= Tayfun Tezduyar =

Mechanical engineer

Tayfun E. Tezduyar is a mechanical engineer. He is known for his studies on the techniques of stabilizing the finite element methods.

Tezduyar obtained his master's degree and doctorate at the California Institute of Technology in 1978 and 1982, respectively. He was then a postdoctoral fellow at Stanford University prior to joining the University of Houston faculty in January 1983. Tezduyar assumed an associate professorship at the University of Minnesota in 1987, and was named a full professor in 1991. In 1997, Tezduyar was appointed Distinguished McKnight University Professor.

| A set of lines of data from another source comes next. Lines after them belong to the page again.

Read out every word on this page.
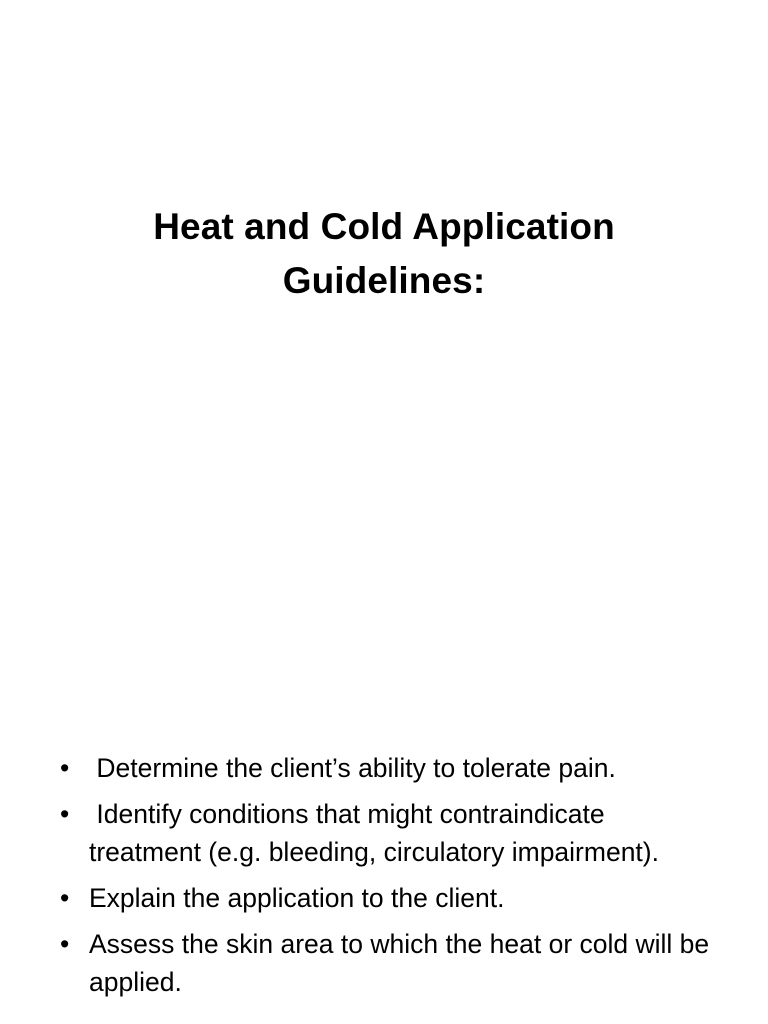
Heat and Cold Application
Guidelines:
• Determine the client’s ability to tolerate pain.
• Identify conditions that might contraindicate treatment (e.g. bleeding, circulatory impairment).
• Explain the application to the client.
• Assess the skin area to which the heat or cold will be applied.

He left Minnesota for the James F. Barbour Professorship in Mechanical Engineering at Rice University in 1998. Tezduyar was listed as an ISI highly cited researcher in 2016. Tezduyar chaired the Applied Mechanics Division of the American Society of Mechanical Engineers in 2011, and was awarded its Ted Belytschko Applied Mechanics Award in 2018. In 2019, he was awarded the Computational Mechanics Award by the Asian Pacific Association for Computational Mechanics. Since 2017, in addition to his position at Rice University, he has been working as a Professor at the Science and Engineering Faculty of Waseda University in Tokyo, Japan.